Дзержинский присел, закурил и задумался. Не докурив, смял «самокрутку», бросил в пепельницу:
— А знаете, Петерс, лишь тот достоин жизни и свободы, кто каждый день за них идет на бой!
Дзержинский озабоченно взглянул в глаза Екабу. Сказал тихо:
— Это из Гете, но лучшего сейчас не придумать.
Многим Петерс казался странным: молчаливый, упрямый, часто резко неуступчивый. Но еще более странным казался Дзержинский, человек с бледным худым лицом и запавшими, всегда горящими глазами, бесстрашный, беспощадный в первую очередь к себе. В скупое свободное время, оторванное от крайне ограниченного сна, читал «Фауста».
В тот же день было совершено покушение на В. И. Ленина.
Известие было страшным. Бурей ворвалось оно в комнату Петерса. Стало невыносимо тревожно на душе, холод побежал по телу. Не могло успокоить и то, что сам Ленин говорил: «В настоящее время ни один большевик в России не может уклониться от опасности». Личная безопасность для Петерса ничего не значила, но злобный враг поднял руку на вождя революции!
Россия содрогнулась от жестокого преступления.
БРОСОК ЗМЕИ
И снова случилось так, как и во время восстания левых эсеров. Дзержинского рядом не оказалось, на сей раз он был на пути в Петроград. Стрелявшую в Ленина террористку допрашивали Я. М. Свердлов и Я. X. Петерс. Был вынесен смертный приговор революционного суда, оформленный и записанный рукой Петерса. Каплан отправили в полуподвальную комнату Большого Кремлевского дворца. Приехал комендант Кремля П. Д. Мальков, который привел приговор в исполнение. 4 сентября «Известия ВЦИК» сообщили: «Вчера расстреляна Рейд-Каплан, стрелявшая в тов. Ленина». Бесплодными оказались надежды тех, кто стремился эсеровским выстрелом изменить ход истории. Революция защищалась.
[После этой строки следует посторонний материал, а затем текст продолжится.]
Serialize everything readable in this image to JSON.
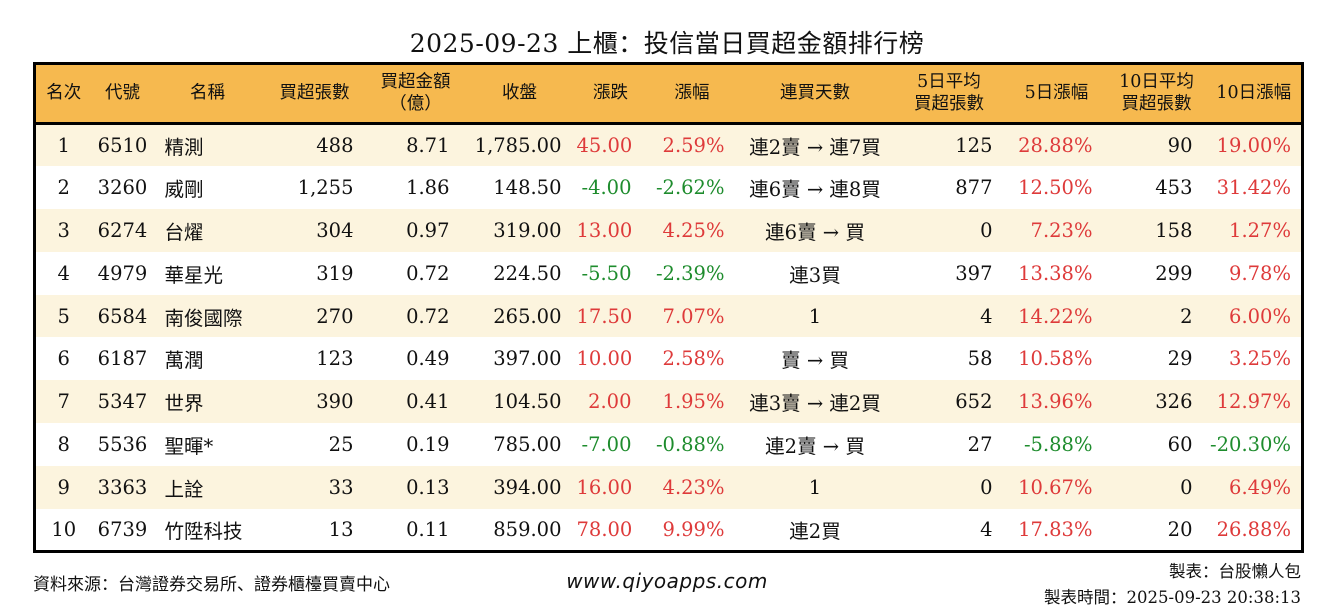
{
  "title": "2025-09-23 上櫃：投信當日買超金額排行榜",
  "colors": {
    "header_bg": "#F6B94F",
    "row_alt_bg": "#FCF4DE",
    "up_red": "#DE3A3A",
    "down_green": "#1E8C2D"
  },
  "chart_data": {
    "type": "table",
    "title": "2025-09-23 上櫃：投信當日買超金額排行榜",
    "keys": [
      "rank",
      "code",
      "name",
      "vol",
      "amt",
      "close",
      "chg",
      "chg_pct",
      "streak",
      "avg5",
      "pct5",
      "avg10",
      "pct10"
    ],
    "columns": [
      "名次",
      "代號",
      "名稱",
      "買超張數",
      "買超金額\n（億）",
      "收盤",
      "漲跌",
      "漲幅",
      "連買天數",
      "5日平均\n買超張數",
      "5日漲幅",
      "10日平均\n買超張數",
      "10日漲幅"
    ],
    "signed_column_keys": [
      "chg",
      "chg_pct",
      "pct5",
      "pct10"
    ],
    "rows": [
      [
        "1",
        "6510",
        "精測",
        "488",
        "8.71",
        "1,785.00",
        "45.00",
        "2.59%",
        "連2賣 → 連7買",
        "125",
        "28.88%",
        "90",
        "19.00%"
      ],
      [
        "2",
        "3260",
        "威剛",
        "1,255",
        "1.86",
        "148.50",
        "-4.00",
        "-2.62%",
        "連6賣 → 連8買",
        "877",
        "12.50%",
        "453",
        "31.42%"
      ],
      [
        "3",
        "6274",
        "台燿",
        "304",
        "0.97",
        "319.00",
        "13.00",
        "4.25%",
        "連6賣 → 買",
        "0",
        "7.23%",
        "158",
        "1.27%"
      ],
      [
        "4",
        "4979",
        "華星光",
        "319",
        "0.72",
        "224.50",
        "-5.50",
        "-2.39%",
        "連3買",
        "397",
        "13.38%",
        "299",
        "9.78%"
      ],
      [
        "5",
        "6584",
        "南俊國際",
        "270",
        "0.72",
        "265.00",
        "17.50",
        "7.07%",
        "1",
        "4",
        "14.22%",
        "2",
        "6.00%"
      ],
      [
        "6",
        "6187",
        "萬潤",
        "123",
        "0.49",
        "397.00",
        "10.00",
        "2.58%",
        "賣 → 買",
        "58",
        "10.58%",
        "29",
        "3.25%"
      ],
      [
        "7",
        "5347",
        "世界",
        "390",
        "0.41",
        "104.50",
        "2.00",
        "1.95%",
        "連3賣 → 連2買",
        "652",
        "13.96%",
        "326",
        "12.97%"
      ],
      [
        "8",
        "5536",
        "聖暉*",
        "25",
        "0.19",
        "785.00",
        "-7.00",
        "-0.88%",
        "連2賣 → 買",
        "27",
        "-5.88%",
        "60",
        "-20.30%"
      ],
      [
        "9",
        "3363",
        "上詮",
        "33",
        "0.13",
        "394.00",
        "16.00",
        "4.23%",
        "1",
        "0",
        "10.67%",
        "0",
        "6.49%"
      ],
      [
        "10",
        "6739",
        "竹陞科技",
        "13",
        "0.11",
        "859.00",
        "78.00",
        "9.99%",
        "連2買",
        "4",
        "17.83%",
        "20",
        "26.88%"
      ]
    ]
  },
  "footer": {
    "source": "資料來源：台灣證券交易所、證券櫃檯買賣中心",
    "website": "www.qiyoapps.com",
    "maker": "製表：台股懶人包",
    "made_at": "製表時間：2025-09-23 20:38:13"
  }
}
31 августа чекисты вошли в здание бывшего английского посольства на Дворцовой набережной в Петрограде. На шум на лестнице вышел атташе Френсис Кроми и, не слушая, что говорят вошедшие (а те предъявили документ на право обыска), выхватил револьвер, открыл огонь. Три чекиста упали, сраженные пулями Кроми. В ответ загремели выстрелы чекистов. Кроми тяжело, как бы нехотя, опустился на ступени лестницы. Прибежал врач. Самый юный из чекистов (это была его первая операция) Иосиф Стадолин был убит, два его товарища тяжело ранены. Врач взял руку атташе, однако близкий друг Локкарта этого уже не чувствовал.
На поиски С. Рейли отправился Петерс. Нагрянули на московскую квартиру Рейли, там никого не обнаружили. Оставили засаду. А Рейли 31 августа находился в Петрограде и, узнав о событиях в английском посольстве, о гибели капитана Кроми, сразу выехал в Москву, где ожидались, как он полагал, решающие события… Петерс не знал, что Рейли заспешил в Москву, а Рейли не знал, что его ждет засада…
Из показаний С. Рейли, данных им в 1925 году: «По дороге с вокзала я купил «Известия», но не читал их, и только по приезде на мою заранее заготовленную квартиру я, развернув газету, увидел, что так называемый локкартовский заговор раскрыт. Положение получилось потрясающее. Связи с моими главными передаточными пунктами были порваны, и я вдруг очутился в воздухе. Кроме того, полная неизвестность о размерах провала и о лицах, ими захваченных… Моя беспомощность была полная…»
В первые часы в Москве ему явно повезло: он инстинктивно почувствовал, что надо с вокзала укрыться на запасной явке. Засада ждала его в другом месте. Рейли умел мастерски заметать следы и, как змея, почти никогда не повторял свои тропы. Потом он признавался: «Иногда к вечеру я ходил на ту квартиру, в которой в данный момент ночевал (редко больше 3–4 дней на одной квартире), приводил в порядок все собранные мною сведения».
Очутившись «в воздухе», Рейли сумел быстро спуститься на землю. Он обошел засаду, а вечером перебрался к артистке художественного театра А. А. Оттен. Она считала его офицером английской миссии, и (как заявит потом на суде) Рейли ухаживал за нею и ей нравился. Суд оправдает артистку. В следующую ночь Рейли «нанес визит» другой «знакомой» — машинистке ВЦ И К Ольге Старжевской, которую впервые встретил в фойе Большого театра во время работы съезда Советов. Рейли представился тогда служащим в советском учреждении, и за взятку в 20 тысяч рублей она выписывала Рейли пропуска в Кремль. Теперь, ночуя у Старжевской, Рейли сознался, что он вообще не русский, а англичанин. Сгаржевскую суд приговорил к трем годам тюрьмы.